Unexpectedly, it's Joni who takes to Paul right away, while Laser gets rustled and mildly insulted by his ambivalence to sports; the denim-adorned donor is seemingly too busy putting it to his gorgeous hostess and flirting with a dread-locked hippie at his farm to throw around the ball. Whereas Paul is overwhelmed with his lover man persona, Laser lets their meeting slip while being passive-aggressively grilled over his possible homosexuality by the moms. Hesitant as always, Nic allows the motorcycle-driving Lothario into their house for wine and a barbecue before Paul impulsively hires Jules to redecorate his "fecund" backyard. A shot of Paul hypnotized by Jules' thong as she works and her rousing reaction to a slice of his strawberry-rhubarb pie points to the stormy weather ahead.
Cholodenko has gone from treating the LGBT community as a seductive society, as she did in her superb debut, High Art, to portraying a singular homosexual couple as, well, suburban. The casting of Moore and Bening, both spectacular and wildly funny, and the film's pedestrian structure could have been shallow attempts at commercial acceptance, but this actually constitutes a risky maneuver on the director's part, one that pays off immensely. The politics and sexuality of The Kids Are All Right are covertly complex or, perhaps more pointedly, so natural that they defy mapping.
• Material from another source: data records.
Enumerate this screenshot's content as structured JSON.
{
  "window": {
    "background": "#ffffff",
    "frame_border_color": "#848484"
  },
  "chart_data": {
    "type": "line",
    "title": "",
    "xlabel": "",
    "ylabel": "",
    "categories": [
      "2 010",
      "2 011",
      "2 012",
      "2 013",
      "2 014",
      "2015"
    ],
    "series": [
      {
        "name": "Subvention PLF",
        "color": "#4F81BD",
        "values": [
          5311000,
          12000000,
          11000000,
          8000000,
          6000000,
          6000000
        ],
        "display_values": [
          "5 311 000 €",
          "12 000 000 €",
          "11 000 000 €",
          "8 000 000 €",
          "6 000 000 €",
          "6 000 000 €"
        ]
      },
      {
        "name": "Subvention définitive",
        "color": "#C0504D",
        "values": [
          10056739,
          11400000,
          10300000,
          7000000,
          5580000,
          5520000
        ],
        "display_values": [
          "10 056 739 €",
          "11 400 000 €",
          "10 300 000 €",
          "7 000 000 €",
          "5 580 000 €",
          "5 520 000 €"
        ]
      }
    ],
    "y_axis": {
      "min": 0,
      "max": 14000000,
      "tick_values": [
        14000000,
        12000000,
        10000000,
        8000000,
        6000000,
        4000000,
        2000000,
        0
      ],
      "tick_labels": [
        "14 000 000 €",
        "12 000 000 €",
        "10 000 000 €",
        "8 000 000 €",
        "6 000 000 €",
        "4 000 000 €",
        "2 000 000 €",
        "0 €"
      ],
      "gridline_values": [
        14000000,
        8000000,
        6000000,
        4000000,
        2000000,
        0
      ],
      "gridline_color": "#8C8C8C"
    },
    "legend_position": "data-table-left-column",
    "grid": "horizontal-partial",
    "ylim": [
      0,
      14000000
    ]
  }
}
Either way, they are embedded in the characters rather than guiding them, something that many films strictly about homosexuals have been unable to fathom.
Don't be mistaken: The Kids Are All Right certainly comes from a liberal state of mind but it never belittles or condescends to conservatives, nor does it bark its opinion like so many films of its ilk have in the past. Here, Cholodenko, who co-wrote the script with Stuart Blumberg and who herself gave birth to a boy with the help of an anonymous sperm donor, enters a similar class of filmmaker as Alexander Payne in her handling of serious comedies grounded by complexly drawn characters and urgent social issues. Sideways, it is not, but The Kids Are All Right is, in a particularly dull summer at the movies, a friendly reminder that there are...alternatives.